Dişte önemli olan ilk etapta, her dalda olduğu koruyuculuk hekimliğinin önemli olduğuna değinen Ateş, "O yüzden küçük yaşlarda önlemleri almaya başlamak lazım. Çocuklarımıza diş konusunda hassasiyetle davranmamız gerekiyor. Daha sonra tabi ki oluşmuş diş problemlerini çeşitli tedavilerle ortadan kaldırmaya çalışıyoruz. Dişte oluşan sorunu küçükken halledersek bizim açımızdan kolay olduğu gibi hasta açısından da daha kesin olumlu sonuçlar alabiliyoruz" dedi.

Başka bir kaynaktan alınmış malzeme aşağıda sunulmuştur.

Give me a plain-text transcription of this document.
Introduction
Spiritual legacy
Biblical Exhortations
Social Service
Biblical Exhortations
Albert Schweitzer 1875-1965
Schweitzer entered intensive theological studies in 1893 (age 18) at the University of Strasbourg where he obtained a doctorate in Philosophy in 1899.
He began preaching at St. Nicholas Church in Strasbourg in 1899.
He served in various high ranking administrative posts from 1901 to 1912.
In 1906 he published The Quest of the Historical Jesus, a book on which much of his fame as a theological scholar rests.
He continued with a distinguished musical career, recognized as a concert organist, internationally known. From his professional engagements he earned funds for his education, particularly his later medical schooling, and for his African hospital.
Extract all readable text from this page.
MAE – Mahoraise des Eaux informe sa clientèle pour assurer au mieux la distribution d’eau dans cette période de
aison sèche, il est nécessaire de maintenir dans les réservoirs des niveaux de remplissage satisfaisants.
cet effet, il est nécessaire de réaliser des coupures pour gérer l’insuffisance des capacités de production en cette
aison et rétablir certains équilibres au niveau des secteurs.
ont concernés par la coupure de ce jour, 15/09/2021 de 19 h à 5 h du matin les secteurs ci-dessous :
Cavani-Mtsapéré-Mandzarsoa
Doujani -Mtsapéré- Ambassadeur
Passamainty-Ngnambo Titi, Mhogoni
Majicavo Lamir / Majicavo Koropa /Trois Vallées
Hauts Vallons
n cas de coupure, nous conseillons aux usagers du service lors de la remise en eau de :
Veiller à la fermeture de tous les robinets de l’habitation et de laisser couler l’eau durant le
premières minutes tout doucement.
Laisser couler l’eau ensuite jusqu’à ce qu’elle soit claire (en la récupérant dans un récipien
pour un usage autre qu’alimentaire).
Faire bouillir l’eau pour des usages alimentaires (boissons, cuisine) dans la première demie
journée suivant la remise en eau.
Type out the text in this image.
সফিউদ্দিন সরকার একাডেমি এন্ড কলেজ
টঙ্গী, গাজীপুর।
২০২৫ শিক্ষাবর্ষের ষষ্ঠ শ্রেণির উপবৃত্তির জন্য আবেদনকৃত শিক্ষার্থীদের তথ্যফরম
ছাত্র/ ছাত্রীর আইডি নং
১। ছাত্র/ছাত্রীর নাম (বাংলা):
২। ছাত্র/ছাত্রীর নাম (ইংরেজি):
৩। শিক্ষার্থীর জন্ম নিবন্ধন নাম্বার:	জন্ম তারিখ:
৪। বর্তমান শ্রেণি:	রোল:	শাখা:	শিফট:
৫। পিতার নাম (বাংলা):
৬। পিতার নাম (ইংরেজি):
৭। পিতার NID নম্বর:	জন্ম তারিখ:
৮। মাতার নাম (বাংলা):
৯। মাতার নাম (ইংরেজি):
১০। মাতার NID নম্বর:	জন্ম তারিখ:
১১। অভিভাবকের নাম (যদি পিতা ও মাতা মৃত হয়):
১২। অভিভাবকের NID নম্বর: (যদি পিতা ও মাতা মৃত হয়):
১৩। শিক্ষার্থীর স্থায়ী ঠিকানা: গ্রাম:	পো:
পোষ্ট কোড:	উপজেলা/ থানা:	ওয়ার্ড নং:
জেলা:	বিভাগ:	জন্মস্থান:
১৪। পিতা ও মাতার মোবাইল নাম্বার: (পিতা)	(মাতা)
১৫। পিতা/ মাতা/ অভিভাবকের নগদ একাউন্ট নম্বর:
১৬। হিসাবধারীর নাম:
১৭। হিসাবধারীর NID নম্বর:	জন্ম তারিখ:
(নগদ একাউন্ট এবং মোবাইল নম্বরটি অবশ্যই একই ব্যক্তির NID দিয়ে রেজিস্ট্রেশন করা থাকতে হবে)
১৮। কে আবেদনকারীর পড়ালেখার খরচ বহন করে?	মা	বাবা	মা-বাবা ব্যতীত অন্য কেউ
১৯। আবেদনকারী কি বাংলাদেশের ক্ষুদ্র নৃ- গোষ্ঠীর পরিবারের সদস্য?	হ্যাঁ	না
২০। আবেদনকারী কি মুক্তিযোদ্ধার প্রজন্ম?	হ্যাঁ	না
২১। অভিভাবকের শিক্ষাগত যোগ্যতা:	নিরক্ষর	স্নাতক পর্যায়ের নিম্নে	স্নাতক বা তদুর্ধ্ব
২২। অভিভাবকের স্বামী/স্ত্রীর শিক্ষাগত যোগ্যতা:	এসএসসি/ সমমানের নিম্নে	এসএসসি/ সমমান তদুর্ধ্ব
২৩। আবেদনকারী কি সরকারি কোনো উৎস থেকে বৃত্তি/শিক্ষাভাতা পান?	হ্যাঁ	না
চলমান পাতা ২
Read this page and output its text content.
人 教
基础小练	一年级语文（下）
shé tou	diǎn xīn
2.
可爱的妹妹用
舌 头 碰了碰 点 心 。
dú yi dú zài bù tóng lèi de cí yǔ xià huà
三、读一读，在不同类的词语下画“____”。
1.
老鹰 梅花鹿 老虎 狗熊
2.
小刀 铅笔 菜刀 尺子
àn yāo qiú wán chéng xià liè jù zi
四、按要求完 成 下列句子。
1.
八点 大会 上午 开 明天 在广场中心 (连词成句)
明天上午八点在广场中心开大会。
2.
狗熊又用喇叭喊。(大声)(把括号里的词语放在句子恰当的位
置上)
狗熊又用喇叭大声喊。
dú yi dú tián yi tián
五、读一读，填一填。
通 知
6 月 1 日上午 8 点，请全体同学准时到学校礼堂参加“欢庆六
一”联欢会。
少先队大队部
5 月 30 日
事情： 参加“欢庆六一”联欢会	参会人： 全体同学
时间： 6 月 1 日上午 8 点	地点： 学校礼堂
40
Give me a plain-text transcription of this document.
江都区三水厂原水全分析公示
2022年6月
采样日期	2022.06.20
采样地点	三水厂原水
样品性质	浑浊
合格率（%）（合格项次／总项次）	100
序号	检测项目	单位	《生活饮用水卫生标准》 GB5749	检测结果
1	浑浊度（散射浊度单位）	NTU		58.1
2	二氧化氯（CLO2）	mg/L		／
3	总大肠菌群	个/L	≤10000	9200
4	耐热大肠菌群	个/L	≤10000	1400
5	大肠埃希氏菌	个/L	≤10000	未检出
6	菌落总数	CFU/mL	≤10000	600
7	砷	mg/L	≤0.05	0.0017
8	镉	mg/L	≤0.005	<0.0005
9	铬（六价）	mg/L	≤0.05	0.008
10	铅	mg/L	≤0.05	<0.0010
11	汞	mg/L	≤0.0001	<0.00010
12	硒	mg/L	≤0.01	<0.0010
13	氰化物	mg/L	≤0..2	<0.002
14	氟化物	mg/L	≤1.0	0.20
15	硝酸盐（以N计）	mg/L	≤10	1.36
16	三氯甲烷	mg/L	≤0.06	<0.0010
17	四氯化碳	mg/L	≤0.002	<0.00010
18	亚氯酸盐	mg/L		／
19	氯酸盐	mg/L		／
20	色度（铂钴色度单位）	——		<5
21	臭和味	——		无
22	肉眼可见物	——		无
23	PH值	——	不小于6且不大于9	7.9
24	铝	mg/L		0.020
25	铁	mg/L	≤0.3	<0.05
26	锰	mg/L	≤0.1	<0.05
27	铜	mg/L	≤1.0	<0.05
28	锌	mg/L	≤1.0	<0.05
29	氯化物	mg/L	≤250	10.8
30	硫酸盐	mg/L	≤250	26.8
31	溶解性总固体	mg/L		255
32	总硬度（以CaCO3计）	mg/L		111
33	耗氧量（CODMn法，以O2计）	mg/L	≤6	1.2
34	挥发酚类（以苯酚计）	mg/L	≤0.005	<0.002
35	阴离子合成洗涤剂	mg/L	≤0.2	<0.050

Diş çürüğünün ihmal edildiği zaman farklı problemlerle karşılaşabilineceğini dile getiren Ateş, "Bir tek diş hasta durumundayken ilerlediği zaman sağı ve solundaki dişler de tehdit altında oluyor. Diş çürüğü bulaşıcıdır, bu bir çok hastamız bilmiyor. Oluşmuş bir çürük diş etine kadar gelip ağrılara sebep oluyor. Müdahale olursa kanal tedavisi yapılabiliyor ancak ihmal olursa diş kaybediliyor, çekilmek zorunda kalıyor. Oluşan boşluklarda ağızda, dişlerde kayma oluşturabiliyor ve damak erimesine de neden olabiliyor" diye konuştu.
Dişteki ağrının mutlaka bir problemi gösterdiğini kaydeden Ateş, "Diş eti kanaması, ara yüz çürüğü veya darbe sonucu kökte oluşan bir durum olabilir. Diş eti hastalığı tamamen farklı bir olay. Bunda öncelikle diş taşı olup olmadığına bakmalıyız. Şeker ve böbrek hastası olanların da diş etinde farklı problemler çıkabilir" şeklinde konuştu.